Recently, significant market and regulatory attention has focused on a new trend known as “futurization”—the recasting of economic arrangements previously transacted as swaps to trade as futures. This trend results from new regulations governing swap markets under the Dodd-Frank Act, which increase the cost of transacting in swaps. Given the magnitude of the business and economic interests at stake—the swap market is estimated at $633 trillion and the futures market is estimated to be $24 trillion—the futurization trend has significant implications for the success of the Dodd-Frank Act’s swap market reforms and can provide important insights to the Commodity Futures Trading Commission (“CFTC”) and other regulatory agencies as they seek to protect financial markets in the post-financial crisis environment. This Article is the first to provide an academic treatment of this trend and its implications for regulatory policymaking.
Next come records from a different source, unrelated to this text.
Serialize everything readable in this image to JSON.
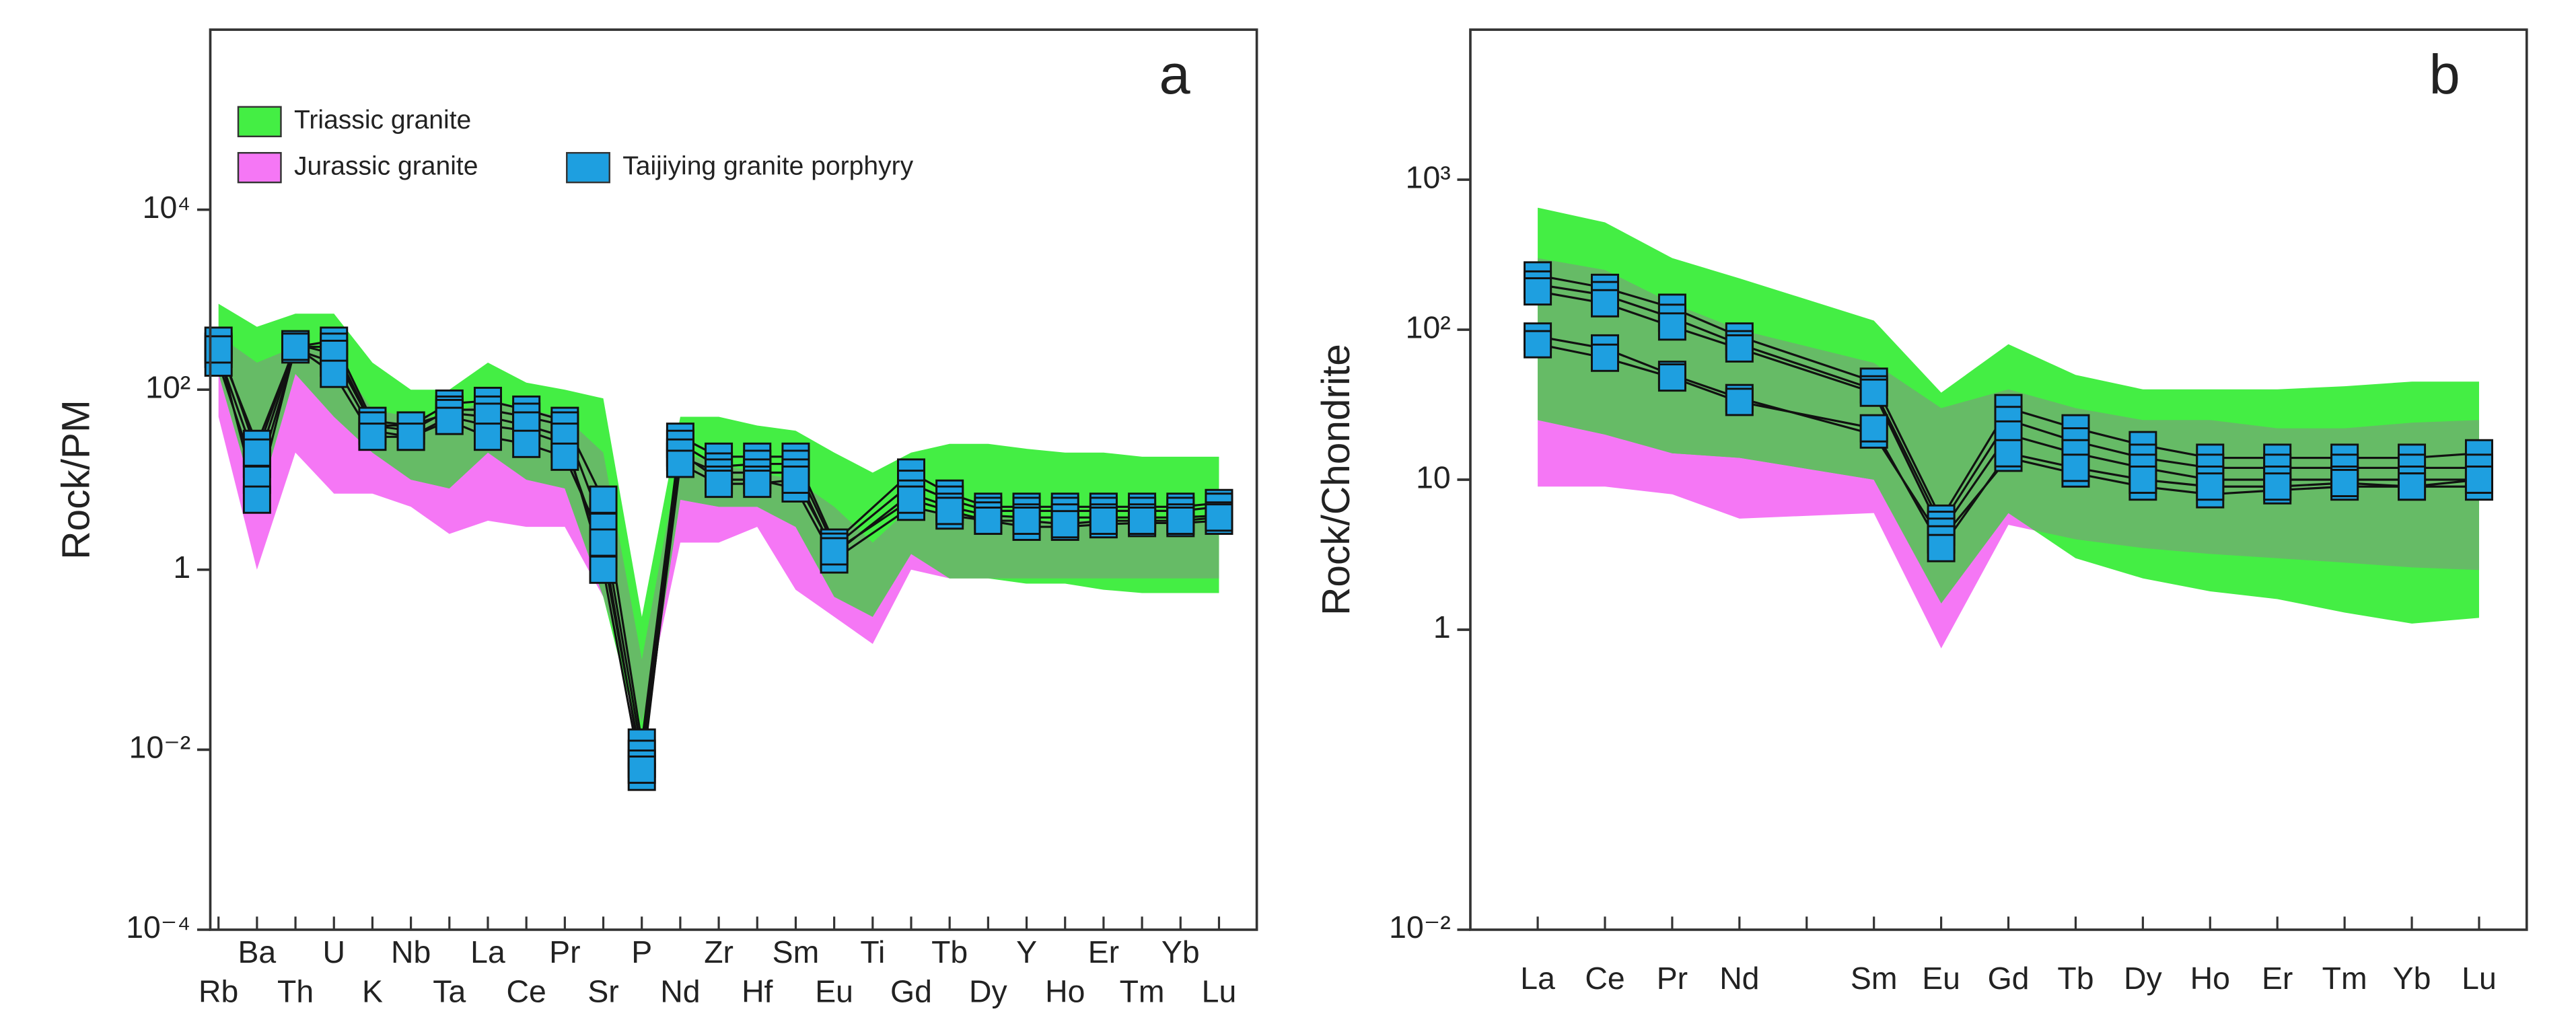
{
  "chart_data": [
    {
      "type": "spider",
      "panel_label": "a",
      "ylabel": "Rock/PM",
      "yscale": "log",
      "ylim": [
        0.0001,
        1000000
      ],
      "yticks": [
        {
          "value": 0.0001,
          "label": "10⁻⁴"
        },
        {
          "value": 0.01,
          "label": "10⁻²"
        },
        1,
        {
          "value": 100,
          "label": "10²"
        },
        {
          "value": 10000,
          "label": "10⁴"
        }
      ],
      "legend": "top-left",
      "overlap_color": "#66bb66",
      "categories": [
        "Rb",
        "Ba",
        "Th",
        "U",
        "K",
        "Nb",
        "Ta",
        "La",
        "Ce",
        "Pr",
        "Sr",
        "P",
        "Nd",
        "Zr",
        "Hf",
        "Sm",
        "Eu",
        "Ti",
        "Gd",
        "Tb",
        "Dy",
        "Y",
        "Ho",
        "Er",
        "Tm",
        "Yb",
        "Lu"
      ],
      "fields": [
        {
          "name": "Triassic granite",
          "color": "#44ee44",
          "upper": [
            900,
            500,
            700,
            700,
            200,
            100,
            100,
            200,
            120,
            100,
            80,
            0.3,
            50,
            50,
            40,
            35,
            20,
            12,
            20,
            25,
            25,
            22,
            20,
            20,
            18,
            18,
            18
          ],
          "lower": [
            150,
            5,
            150,
            50,
            20,
            10,
            8,
            20,
            10,
            8,
            0.5,
            0.01,
            6,
            5,
            5,
            3,
            0.5,
            0.3,
            1.5,
            0.8,
            0.8,
            0.7,
            0.7,
            0.6,
            0.55,
            0.55,
            0.55
          ]
        },
        {
          "name": "Jurassic granite",
          "color": "#f577f5",
          "upper": [
            400,
            200,
            300,
            250,
            60,
            50,
            50,
            80,
            60,
            50,
            20,
            0.1,
            20,
            15,
            12,
            10,
            5,
            2,
            5,
            4,
            4,
            3.5,
            3.5,
            3.5,
            3.5,
            3.5,
            3.5
          ],
          "lower": [
            50,
            1,
            20,
            7,
            7,
            5,
            2.5,
            3.5,
            3,
            3,
            0.5,
            0.02,
            2,
            2,
            3,
            0.6,
            0.3,
            0.15,
            1,
            0.8,
            0.8,
            0.8,
            0.8,
            0.8,
            0.8,
            0.8,
            0.8
          ]
        }
      ],
      "samples": {
        "name": "Taijiying granite porphyry",
        "color": "#1e9fe0",
        "values": [
          [
            300,
            25,
            300,
            350,
            45,
            40,
            70,
            75,
            60,
            45,
            6,
            0.012,
            30,
            18,
            18,
            18,
            2,
            null,
            12,
            7,
            5,
            5,
            5,
            5,
            5,
            5,
            5.5
          ],
          [
            250,
            15,
            300,
            300,
            40,
            35,
            60,
            60,
            50,
            40,
            3,
            0.009,
            25,
            14,
            15,
            15,
            1.8,
            null,
            9,
            6,
            4.5,
            4.5,
            4.5,
            4.5,
            4.5,
            4.5,
            5
          ],
          [
            200,
            10,
            280,
            200,
            35,
            30,
            50,
            40,
            35,
            25,
            1.5,
            0.007,
            18,
            12,
            12,
            12,
            1.5,
            null,
            7,
            5,
            4,
            3.8,
            3.8,
            3.8,
            3.8,
            3.8,
            4
          ],
          [
            350,
            20,
            320,
            250,
            40,
            40,
            55,
            50,
            40,
            30,
            1,
            0.005,
            20,
            10,
            10,
            8,
            1.3,
            null,
            5,
            4,
            3.5,
            3,
            3,
            3.2,
            3.3,
            3.3,
            3.5
          ],
          [
            280,
            6,
            300,
            150,
            30,
            30,
            45,
            30,
            25,
            18,
            2,
            0.006,
            15,
            9,
            9,
            10,
            1.6,
            null,
            6,
            4.5,
            3.5,
            3.5,
            3.2,
            3.5,
            3.5,
            3.5,
            3.8
          ]
        ]
      }
    },
    {
      "type": "spider",
      "panel_label": "b",
      "ylabel": "Rock/Chondrite",
      "yscale": "log",
      "ylim": [
        0.01,
        10000
      ],
      "yticks": [
        {
          "value": 0.01,
          "label": "10⁻²"
        },
        1,
        10,
        {
          "value": 100,
          "label": "10²"
        },
        {
          "value": 1000,
          "label": "10³"
        }
      ],
      "overlap_color": "#66bb66",
      "categories": [
        "La",
        "Ce",
        "Pr",
        "Nd",
        null,
        "Sm",
        "Eu",
        "Gd",
        "Tb",
        "Dy",
        "Ho",
        "Er",
        "Tm",
        "Yb",
        "Lu"
      ],
      "fields": [
        {
          "name": "Triassic granite",
          "color": "#44ee44",
          "upper": [
            650,
            520,
            300,
            220,
            null,
            115,
            38,
            80,
            50,
            40,
            40,
            40,
            42,
            45,
            45
          ],
          "lower": [
            25,
            20,
            15,
            14,
            null,
            10,
            1.5,
            6,
            3,
            2.2,
            1.8,
            1.6,
            1.3,
            1.1,
            1.2
          ]
        },
        {
          "name": "Jurassic granite",
          "color": "#f577f5",
          "upper": [
            300,
            250,
            150,
            100,
            null,
            60,
            30,
            40,
            30,
            25,
            25,
            22,
            22,
            24,
            25
          ],
          "lower": [
            9,
            9,
            8,
            5.5,
            null,
            6,
            0.75,
            5,
            4,
            3.5,
            3.2,
            3,
            2.8,
            2.6,
            2.5
          ]
        }
      ],
      "samples": {
        "name": "Taijiying granite porphyry",
        "color": "#1e9fe0",
        "values": [
          [
            230,
            190,
            140,
            90,
            null,
            45,
            5.5,
            30,
            22,
            17,
            14,
            14,
            14,
            14,
            15
          ],
          [
            200,
            170,
            120,
            80,
            null,
            40,
            5,
            25,
            18,
            14,
            12,
            12,
            12,
            12,
            12
          ],
          [
            180,
            150,
            105,
            75,
            null,
            38,
            4.5,
            20,
            15,
            12,
            10,
            10,
            10,
            10,
            10
          ],
          [
            90,
            75,
            50,
            35,
            null,
            20,
            4,
            14,
            11,
            9,
            8,
            8.5,
            9,
            9,
            9
          ],
          [
            80,
            65,
            48,
            33,
            null,
            22,
            3.5,
            15,
            12,
            10,
            9,
            9,
            9.5,
            9,
            10
          ]
        ]
      }
    }
  ]
}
We develop a simple economic model to explain how regulators can “regulate through substitution” by encouraging market participants to subject themselves to one regulatory regime versus another through the imposition of differential regulatory costs. By applying this model to three critical areas of CFTC swap rulemaking—margin requirements, protection of customer collateral, and public dissemination of swap trading data—we predict the futurization effects of these regulations, which are in some cases contrary to what might be expected or desired. In doing so, we demonstrate how the common view of futurization as a trend affecting the swap markets in a uniform manner is overly simplistic and obscures the important lessons of futurization. Armed with this predictive tool, we believe that the CFTC can apply the regulation through substitution analysis to better design regulations, to achieve its policy goals, and to assess the costs and benefits of proposed regulations. This same tool can be used by other regulators that similarly oversee multiple related regulatory regimes to better implement their policy concerns in similar contexts.